Na ação do Ministério das Cidades em parceria com a pasta das Comunicações e com os Correios, cada localidade ganhou um CEP. A próxima etapa é mapear ruas, travessas e vielas de ao menos 300 comunidades, para que cada logradouro tenha o próprio código de endereçamento. Uma centena de favelas, na sequência, ganhará posto ou agência dos Correios. O anúncio foi celebrado por líderes comunitários, moradores, organizações sociais e pesquisadores:

— O não reconhecimento de endereços prejudica profundamente o cotidiano de milhões de pessoas, que têm dificuldade de ter acesso a mercadorias, numa economia cada vez mais digital.

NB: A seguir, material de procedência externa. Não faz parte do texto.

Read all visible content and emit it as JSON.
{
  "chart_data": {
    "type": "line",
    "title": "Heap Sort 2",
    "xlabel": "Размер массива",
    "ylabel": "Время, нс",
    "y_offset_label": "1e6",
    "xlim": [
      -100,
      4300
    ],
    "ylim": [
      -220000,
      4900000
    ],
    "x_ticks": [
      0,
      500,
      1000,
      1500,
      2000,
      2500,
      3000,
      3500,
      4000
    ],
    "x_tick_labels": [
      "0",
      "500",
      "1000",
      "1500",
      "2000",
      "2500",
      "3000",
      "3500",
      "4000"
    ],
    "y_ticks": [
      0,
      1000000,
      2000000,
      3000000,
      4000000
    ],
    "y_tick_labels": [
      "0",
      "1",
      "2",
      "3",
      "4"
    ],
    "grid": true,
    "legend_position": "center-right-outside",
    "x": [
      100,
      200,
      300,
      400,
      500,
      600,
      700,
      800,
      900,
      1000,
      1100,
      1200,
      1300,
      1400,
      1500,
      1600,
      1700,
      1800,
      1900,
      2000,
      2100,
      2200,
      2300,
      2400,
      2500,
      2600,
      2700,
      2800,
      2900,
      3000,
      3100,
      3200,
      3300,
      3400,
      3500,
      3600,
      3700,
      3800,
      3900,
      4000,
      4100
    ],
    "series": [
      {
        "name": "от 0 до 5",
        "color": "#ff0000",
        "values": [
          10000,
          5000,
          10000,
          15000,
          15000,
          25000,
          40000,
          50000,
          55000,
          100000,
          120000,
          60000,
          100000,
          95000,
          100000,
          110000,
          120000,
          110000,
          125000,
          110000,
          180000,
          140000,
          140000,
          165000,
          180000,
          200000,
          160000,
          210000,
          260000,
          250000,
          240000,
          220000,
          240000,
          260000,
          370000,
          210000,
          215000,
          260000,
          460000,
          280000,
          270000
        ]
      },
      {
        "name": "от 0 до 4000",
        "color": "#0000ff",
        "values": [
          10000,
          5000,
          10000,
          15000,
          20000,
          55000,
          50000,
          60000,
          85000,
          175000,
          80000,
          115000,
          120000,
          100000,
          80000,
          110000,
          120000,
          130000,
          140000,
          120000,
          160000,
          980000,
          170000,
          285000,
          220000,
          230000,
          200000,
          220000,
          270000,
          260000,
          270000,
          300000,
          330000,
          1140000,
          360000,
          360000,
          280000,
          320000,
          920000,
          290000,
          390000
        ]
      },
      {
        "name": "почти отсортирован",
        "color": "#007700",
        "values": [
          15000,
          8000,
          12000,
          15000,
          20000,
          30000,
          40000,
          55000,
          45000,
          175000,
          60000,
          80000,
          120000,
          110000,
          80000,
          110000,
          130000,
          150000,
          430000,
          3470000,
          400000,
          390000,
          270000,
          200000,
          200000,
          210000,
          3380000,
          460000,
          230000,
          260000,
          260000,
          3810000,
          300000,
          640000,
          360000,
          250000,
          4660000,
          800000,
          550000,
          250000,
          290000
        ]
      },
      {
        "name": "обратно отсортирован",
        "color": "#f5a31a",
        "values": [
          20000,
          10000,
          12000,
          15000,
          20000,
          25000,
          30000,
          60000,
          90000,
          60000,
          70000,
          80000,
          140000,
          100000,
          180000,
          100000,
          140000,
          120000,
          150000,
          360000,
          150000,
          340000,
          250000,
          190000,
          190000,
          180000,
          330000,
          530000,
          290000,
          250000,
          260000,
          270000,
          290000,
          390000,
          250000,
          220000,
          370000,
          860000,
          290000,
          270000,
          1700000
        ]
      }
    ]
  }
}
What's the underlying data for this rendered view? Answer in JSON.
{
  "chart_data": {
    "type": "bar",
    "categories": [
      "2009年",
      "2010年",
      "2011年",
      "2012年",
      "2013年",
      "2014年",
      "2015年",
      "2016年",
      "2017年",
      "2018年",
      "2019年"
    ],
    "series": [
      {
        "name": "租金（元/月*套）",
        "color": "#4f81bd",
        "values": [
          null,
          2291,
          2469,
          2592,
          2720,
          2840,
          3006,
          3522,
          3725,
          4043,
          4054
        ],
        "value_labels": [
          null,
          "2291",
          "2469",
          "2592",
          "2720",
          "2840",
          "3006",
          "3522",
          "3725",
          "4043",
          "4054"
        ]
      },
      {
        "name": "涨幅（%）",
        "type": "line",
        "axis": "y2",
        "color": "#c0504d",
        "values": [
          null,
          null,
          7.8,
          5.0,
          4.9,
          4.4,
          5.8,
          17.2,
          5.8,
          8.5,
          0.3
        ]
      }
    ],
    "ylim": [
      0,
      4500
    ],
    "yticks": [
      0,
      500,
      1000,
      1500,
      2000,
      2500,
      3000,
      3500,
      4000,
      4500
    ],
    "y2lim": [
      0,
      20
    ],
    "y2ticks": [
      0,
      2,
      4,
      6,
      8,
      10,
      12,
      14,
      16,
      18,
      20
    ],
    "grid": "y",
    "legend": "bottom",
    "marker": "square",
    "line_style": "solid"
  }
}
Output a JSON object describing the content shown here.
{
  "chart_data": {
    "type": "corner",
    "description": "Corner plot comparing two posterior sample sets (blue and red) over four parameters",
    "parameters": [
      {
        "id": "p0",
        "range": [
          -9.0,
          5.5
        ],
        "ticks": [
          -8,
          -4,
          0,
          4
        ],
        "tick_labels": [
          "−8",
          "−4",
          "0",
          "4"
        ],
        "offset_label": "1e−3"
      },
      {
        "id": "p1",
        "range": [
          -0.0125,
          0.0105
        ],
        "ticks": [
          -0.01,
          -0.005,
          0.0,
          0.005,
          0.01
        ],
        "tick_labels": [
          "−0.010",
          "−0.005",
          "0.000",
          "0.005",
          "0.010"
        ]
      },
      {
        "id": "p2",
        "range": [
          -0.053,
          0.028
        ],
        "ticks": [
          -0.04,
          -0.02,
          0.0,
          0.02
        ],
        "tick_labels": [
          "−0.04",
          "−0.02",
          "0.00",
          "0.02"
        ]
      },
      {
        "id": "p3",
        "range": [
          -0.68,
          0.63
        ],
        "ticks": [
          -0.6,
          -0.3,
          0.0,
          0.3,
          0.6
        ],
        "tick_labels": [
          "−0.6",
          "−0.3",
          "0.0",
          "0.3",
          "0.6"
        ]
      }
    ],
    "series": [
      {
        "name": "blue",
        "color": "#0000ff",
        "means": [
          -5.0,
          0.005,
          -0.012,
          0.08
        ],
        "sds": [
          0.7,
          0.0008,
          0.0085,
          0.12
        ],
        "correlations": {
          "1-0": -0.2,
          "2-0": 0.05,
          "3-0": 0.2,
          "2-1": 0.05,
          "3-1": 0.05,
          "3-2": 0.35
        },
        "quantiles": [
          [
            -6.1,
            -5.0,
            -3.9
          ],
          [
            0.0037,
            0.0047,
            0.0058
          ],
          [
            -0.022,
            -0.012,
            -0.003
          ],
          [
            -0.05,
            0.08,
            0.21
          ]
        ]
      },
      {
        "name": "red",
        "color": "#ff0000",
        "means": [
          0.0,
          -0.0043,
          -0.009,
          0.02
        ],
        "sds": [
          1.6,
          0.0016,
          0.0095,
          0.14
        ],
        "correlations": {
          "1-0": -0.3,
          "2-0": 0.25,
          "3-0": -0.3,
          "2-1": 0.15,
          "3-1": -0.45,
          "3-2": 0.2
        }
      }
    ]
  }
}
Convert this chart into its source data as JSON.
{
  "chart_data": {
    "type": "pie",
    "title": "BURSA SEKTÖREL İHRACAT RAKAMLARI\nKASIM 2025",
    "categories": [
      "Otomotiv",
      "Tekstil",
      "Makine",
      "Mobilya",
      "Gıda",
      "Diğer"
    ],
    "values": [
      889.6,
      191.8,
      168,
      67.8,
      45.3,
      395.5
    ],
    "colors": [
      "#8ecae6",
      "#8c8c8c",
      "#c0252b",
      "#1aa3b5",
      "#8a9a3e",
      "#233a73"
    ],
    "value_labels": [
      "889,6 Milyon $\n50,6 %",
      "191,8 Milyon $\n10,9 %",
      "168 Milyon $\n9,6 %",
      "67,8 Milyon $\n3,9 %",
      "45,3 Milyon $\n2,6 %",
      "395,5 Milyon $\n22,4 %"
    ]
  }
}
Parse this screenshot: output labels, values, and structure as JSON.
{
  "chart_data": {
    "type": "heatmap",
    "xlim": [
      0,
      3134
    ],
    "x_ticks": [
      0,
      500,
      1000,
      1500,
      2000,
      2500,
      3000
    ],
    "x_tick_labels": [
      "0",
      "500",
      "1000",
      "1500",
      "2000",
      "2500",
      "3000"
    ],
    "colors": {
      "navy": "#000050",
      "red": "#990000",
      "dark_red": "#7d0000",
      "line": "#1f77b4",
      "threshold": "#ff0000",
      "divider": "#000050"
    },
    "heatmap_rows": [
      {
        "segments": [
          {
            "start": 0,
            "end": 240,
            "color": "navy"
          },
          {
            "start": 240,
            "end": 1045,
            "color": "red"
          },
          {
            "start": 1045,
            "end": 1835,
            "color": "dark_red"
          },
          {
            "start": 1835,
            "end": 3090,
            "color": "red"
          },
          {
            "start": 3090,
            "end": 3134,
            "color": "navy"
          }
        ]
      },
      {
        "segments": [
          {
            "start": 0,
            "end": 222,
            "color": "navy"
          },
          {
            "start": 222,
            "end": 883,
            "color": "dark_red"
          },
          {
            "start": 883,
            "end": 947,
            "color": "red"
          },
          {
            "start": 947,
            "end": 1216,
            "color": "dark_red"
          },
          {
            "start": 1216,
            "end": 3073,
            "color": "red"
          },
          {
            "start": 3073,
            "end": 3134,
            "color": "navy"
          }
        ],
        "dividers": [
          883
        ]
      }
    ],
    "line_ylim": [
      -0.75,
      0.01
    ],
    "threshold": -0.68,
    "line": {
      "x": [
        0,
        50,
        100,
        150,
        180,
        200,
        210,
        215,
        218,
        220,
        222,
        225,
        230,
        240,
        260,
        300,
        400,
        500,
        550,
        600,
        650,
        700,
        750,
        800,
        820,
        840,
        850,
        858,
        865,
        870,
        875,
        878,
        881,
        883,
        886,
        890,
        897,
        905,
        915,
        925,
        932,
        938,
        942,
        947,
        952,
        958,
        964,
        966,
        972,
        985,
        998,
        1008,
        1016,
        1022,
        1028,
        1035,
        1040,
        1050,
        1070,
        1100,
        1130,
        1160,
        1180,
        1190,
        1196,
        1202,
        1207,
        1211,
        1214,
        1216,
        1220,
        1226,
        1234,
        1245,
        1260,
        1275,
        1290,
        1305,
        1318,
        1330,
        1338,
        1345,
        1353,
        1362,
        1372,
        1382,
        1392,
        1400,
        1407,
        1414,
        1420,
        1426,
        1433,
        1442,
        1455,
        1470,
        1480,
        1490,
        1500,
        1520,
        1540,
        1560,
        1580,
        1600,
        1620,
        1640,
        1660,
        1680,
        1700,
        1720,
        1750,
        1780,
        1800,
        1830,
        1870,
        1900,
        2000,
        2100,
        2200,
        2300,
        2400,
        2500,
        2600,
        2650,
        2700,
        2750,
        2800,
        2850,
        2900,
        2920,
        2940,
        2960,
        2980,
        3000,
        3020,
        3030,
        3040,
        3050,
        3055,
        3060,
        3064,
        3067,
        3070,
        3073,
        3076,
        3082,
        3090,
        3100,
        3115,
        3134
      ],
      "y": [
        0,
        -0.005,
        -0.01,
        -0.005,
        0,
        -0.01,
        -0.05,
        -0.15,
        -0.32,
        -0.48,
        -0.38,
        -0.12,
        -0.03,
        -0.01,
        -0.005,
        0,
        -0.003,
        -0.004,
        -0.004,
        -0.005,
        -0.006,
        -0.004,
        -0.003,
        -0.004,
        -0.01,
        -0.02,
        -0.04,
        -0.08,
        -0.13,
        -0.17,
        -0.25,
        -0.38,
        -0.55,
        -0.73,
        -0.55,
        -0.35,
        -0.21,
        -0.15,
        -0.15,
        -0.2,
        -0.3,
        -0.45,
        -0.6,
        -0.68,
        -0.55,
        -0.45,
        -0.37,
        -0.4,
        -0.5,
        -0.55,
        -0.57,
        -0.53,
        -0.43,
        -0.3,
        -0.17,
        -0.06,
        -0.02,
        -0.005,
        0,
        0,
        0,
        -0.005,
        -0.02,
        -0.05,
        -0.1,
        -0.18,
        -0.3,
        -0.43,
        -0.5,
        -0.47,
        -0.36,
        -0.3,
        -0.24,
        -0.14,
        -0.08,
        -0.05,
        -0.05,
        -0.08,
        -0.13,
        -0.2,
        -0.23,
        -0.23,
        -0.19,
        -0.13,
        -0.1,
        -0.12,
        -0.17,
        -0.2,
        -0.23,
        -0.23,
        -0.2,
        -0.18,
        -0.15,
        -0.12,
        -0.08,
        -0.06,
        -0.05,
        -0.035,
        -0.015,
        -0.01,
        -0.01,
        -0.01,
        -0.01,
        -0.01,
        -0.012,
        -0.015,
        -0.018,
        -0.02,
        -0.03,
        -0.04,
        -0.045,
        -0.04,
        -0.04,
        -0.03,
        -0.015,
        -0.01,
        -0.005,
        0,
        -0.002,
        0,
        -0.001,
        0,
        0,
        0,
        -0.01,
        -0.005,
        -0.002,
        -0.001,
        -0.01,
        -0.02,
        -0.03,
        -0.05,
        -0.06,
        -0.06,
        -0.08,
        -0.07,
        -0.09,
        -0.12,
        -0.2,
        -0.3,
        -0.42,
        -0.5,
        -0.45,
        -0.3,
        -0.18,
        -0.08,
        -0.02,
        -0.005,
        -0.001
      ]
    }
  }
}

Garantir CEP é efetivar um direito pleno de cidadania —diz o geógrafo Jailson de Souza e Silva, diretor-geral do Instituto Comum Viver e conselheiro do Observatório de Favelas.

Ele participou, com Eliana Sousa Silva, do projeto cartográfico que, quase uma década e meia depois, aparece como referência na ação governamental. No Rio, o domínio de territórios por facções do tráfico de drogas e da milícia costuma ser apontado como entrave a direitos assegurados em outras áreas da cidade — como endereço, CEP, entrega de encomendas. A diretora da Redes da Maré rebate:

— Muitos pensam que a presença de grupos civis armados é capaz de limitar o ordenamento dos endereços nas favelas do Rio. Mas a verdade é que esse direito nunca foi uma demanda para o poder público nem para as concessionárias de serviços. Historicamente, nunca foi prioridade. O que falta é disposição, mediação política. Falta compreender a quem essas políticas são endereçadas e que elas são urgentes.

O IBGE estima que cerca de 280 mil endereços em favelas e comunidades têm fragilidade. São locais sem nome de rua e/ou numeração, em que vivem 870 mil brasileiros. Quase metade (48,7%) das favelas do país fica no Sudeste. À frente, São Paulo e Rio, com respectivamente, 3.123 e 1.724 comunidades. No Estado do Rio, 2,142 milhões moram em favelas, 13,3% dos habitantes.

Das cinco maiores comunidades do país, três ficam em solo carioca. A Rocinha, na Zona Sul, a maior do país, tem 72.017 moradores, segundo o IBGE. Rio das Pedras, na recém-batizada Zona Sudoeste da capital, soma 55.653. Entre as duas estão Sol Nascente (Brasília), com 70.908; Paraisópolis (São Paulo), 58.527; e Cidade de Deus/Alfredo Nascimento (Manaus), 55.821. O CEP em cada logradouro é reparação devida há muito a quem vive nas favelas. Uma peça bem-vinda no quebra-cabeça de direitos sonegados no país marcado pela desigualdade.